You'll also get introduced to the people who anticipated Freud, Jane Jacobs, and Darwin. We learn about Razi the rational logician and heretical scientist who is considered the first father of psychology and psychotherapy. We learn about the Barmak Clan which seemed to be a family of rich patrons like the Medici of Italy centuries later who financed innovation. Other notable figures of the era are Al-Kwarazmi who codified algebra and is the namesake for the term "algorithm.
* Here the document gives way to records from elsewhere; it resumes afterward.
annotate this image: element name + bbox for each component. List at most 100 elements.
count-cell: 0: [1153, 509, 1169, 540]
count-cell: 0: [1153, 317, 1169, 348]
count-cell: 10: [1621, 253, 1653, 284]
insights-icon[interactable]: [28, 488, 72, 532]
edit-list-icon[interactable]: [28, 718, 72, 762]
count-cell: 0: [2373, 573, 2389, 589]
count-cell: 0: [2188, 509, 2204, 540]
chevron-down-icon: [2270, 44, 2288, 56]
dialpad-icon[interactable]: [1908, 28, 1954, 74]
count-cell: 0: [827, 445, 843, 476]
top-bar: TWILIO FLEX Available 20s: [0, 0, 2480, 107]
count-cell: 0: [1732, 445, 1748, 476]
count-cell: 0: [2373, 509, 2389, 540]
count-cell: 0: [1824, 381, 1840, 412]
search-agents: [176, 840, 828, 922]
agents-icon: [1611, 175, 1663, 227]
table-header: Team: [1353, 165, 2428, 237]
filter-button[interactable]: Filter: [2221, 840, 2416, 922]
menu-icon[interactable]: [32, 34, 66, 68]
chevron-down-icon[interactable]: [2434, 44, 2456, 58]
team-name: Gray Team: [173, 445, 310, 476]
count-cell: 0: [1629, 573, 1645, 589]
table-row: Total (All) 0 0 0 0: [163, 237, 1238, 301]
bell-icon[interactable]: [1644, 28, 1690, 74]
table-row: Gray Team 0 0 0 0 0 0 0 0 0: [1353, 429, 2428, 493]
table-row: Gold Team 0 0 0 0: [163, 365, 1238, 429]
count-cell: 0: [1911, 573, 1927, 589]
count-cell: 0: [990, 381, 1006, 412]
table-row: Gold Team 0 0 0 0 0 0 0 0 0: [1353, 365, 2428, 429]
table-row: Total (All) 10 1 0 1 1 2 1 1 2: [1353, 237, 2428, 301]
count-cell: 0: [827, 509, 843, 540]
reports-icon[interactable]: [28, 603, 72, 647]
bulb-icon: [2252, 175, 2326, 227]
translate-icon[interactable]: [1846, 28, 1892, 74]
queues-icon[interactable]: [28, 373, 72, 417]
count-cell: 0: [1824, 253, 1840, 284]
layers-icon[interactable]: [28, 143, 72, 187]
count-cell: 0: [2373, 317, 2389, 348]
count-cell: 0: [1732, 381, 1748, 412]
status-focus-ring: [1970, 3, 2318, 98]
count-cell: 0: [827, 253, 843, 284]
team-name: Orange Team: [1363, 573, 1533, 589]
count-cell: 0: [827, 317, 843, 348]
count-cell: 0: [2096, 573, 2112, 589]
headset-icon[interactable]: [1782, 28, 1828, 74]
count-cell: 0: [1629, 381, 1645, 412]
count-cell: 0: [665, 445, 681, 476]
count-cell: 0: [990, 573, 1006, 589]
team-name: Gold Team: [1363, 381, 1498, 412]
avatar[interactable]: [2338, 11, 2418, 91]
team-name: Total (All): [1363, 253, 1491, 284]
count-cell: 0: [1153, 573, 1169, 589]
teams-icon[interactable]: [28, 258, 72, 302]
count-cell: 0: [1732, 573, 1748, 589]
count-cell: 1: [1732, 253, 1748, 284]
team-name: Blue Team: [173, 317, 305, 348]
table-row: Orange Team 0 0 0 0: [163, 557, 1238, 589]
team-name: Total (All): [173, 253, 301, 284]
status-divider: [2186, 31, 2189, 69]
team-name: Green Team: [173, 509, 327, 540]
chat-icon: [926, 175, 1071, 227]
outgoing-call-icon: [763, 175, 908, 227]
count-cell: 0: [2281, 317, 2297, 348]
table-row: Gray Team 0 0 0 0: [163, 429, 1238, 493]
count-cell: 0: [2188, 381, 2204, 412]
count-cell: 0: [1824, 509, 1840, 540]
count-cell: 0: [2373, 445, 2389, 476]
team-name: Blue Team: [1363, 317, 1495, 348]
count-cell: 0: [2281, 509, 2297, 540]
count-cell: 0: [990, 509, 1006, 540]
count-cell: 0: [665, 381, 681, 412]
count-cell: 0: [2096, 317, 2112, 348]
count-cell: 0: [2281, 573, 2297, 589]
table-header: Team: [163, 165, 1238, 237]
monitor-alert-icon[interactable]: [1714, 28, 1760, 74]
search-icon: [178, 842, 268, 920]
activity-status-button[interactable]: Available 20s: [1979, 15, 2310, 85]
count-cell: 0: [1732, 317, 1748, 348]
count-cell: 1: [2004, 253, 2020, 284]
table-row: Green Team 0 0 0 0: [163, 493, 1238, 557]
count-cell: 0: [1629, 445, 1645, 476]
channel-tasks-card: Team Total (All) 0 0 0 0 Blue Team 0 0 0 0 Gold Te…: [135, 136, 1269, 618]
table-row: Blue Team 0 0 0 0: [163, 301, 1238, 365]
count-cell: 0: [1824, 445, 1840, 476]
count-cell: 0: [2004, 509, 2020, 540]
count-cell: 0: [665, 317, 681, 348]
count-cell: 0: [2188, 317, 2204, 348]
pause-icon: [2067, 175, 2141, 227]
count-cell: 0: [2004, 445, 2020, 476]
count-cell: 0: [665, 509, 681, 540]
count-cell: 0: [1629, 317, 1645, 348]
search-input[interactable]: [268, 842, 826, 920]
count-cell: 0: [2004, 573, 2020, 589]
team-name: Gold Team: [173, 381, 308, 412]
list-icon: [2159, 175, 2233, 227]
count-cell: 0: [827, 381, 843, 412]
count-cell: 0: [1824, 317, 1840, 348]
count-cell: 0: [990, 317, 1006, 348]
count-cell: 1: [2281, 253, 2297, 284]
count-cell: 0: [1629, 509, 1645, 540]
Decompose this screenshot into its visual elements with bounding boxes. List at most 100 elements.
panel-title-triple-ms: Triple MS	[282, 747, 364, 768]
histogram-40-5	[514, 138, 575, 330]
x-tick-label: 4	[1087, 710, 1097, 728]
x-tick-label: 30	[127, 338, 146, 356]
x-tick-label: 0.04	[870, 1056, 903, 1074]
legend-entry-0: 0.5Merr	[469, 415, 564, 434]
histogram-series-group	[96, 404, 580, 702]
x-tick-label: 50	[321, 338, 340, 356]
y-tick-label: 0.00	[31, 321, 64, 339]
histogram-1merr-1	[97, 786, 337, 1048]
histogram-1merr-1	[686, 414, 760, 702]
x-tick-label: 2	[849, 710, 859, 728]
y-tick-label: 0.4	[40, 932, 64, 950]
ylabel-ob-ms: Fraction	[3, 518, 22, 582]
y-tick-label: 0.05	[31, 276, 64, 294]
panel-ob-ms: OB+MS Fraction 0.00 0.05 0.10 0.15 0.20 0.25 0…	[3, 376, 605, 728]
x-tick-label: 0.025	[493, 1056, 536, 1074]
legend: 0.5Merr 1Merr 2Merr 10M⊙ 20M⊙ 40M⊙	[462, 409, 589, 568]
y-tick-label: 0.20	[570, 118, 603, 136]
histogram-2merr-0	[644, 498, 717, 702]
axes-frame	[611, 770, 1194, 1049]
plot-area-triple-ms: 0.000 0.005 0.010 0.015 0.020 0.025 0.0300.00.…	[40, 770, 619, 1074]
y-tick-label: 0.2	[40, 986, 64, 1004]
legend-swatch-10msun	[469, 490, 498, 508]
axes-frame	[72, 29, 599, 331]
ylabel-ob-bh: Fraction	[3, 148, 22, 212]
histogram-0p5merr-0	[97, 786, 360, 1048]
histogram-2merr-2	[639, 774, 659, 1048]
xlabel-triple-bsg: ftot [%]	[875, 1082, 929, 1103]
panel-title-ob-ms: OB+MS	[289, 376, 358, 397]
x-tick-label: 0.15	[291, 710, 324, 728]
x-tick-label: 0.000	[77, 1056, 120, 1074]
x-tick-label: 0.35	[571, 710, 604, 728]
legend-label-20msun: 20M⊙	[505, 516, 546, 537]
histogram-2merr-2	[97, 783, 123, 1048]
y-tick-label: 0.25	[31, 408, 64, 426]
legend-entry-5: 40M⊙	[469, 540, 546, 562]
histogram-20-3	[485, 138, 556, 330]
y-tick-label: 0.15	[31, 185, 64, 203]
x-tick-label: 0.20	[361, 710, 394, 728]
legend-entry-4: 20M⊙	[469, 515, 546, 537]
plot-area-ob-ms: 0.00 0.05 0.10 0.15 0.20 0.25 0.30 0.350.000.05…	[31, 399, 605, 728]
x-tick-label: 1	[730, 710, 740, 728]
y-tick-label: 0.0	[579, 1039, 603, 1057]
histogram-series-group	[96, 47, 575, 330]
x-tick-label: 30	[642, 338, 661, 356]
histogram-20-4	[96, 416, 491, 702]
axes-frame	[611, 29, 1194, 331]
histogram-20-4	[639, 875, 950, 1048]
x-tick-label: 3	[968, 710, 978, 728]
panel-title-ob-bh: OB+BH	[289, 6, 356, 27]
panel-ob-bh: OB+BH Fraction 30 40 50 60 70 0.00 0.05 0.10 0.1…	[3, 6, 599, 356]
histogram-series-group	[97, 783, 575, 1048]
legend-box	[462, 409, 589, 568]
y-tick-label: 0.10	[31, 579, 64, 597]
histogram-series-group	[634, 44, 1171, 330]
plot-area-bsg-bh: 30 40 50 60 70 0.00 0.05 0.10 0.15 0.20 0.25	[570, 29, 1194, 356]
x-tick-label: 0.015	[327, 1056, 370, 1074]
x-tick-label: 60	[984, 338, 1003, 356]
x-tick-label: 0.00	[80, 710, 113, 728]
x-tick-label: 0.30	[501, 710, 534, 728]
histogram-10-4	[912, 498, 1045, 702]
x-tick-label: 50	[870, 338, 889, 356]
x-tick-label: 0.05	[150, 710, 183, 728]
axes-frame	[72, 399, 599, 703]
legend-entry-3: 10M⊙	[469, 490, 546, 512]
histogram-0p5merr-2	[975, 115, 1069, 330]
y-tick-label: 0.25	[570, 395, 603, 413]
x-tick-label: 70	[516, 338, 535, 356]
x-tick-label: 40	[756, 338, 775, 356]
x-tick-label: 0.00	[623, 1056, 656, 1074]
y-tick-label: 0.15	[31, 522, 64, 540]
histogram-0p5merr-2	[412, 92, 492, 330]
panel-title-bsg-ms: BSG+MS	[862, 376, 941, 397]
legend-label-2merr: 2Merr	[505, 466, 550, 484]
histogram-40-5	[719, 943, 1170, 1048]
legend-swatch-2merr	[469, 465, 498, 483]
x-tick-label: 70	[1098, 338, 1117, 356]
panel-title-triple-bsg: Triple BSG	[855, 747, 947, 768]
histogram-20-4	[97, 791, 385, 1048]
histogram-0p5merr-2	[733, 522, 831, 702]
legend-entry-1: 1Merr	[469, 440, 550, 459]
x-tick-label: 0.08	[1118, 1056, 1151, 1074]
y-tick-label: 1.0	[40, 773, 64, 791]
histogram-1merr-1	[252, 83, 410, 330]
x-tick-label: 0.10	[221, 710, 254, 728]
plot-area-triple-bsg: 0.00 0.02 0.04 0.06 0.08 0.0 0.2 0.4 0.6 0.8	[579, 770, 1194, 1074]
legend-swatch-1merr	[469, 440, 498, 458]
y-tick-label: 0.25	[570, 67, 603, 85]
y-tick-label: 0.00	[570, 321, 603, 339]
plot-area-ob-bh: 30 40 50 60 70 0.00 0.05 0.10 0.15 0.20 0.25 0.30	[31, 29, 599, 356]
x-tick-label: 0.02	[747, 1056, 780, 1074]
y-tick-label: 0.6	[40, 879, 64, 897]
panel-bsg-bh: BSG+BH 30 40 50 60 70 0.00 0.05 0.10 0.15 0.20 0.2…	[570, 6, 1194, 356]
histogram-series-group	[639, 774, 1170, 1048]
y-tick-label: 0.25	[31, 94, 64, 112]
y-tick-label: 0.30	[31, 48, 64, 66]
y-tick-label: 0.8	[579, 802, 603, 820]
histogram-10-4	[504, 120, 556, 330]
The history of this region is so much greater than we'll ever know because the Islamic invasion, and the resulting orthodoxy quashed some of the progress at times. Thousands of books during this time are thought to have been destroyed. The Seljuk reign and Gazali with his work "The Incoherence of the Philosphers" and t he Mongols were among the final nails in the coffin of the Central Asian Enlightenment. All in all this is a bear of a book and it should be expanded on and maybe put in a more digestible form for readers.
I would actually really like to see this book adapted into a historical fiction Netflix series.
The dynamic people of Central Asia with rich traditions and bright ideas deserve to have their stories told to the world so that we can understand their true contribution to the world of science, culture, philosophy, governance, etc. Mar 19, Kalle Nordenstorm rated it really liked it. Fine book.socydepity.tk
From Loss to Enlightenment - AbeBooks - Corinne Beth Gravenese:
Pre Islam at least some ordinary people could read. Hence no pictures in national geographic, zero tourists, zero marketing and little knowledge of the civilization. The region had unsustainable agriculture, slowly Fine book. The region had unsustainable agriculture, slowly turning the land salt and infertile.
Hence it is semi-dead today. The region also touched upon China and India, making it the hub of all civilization.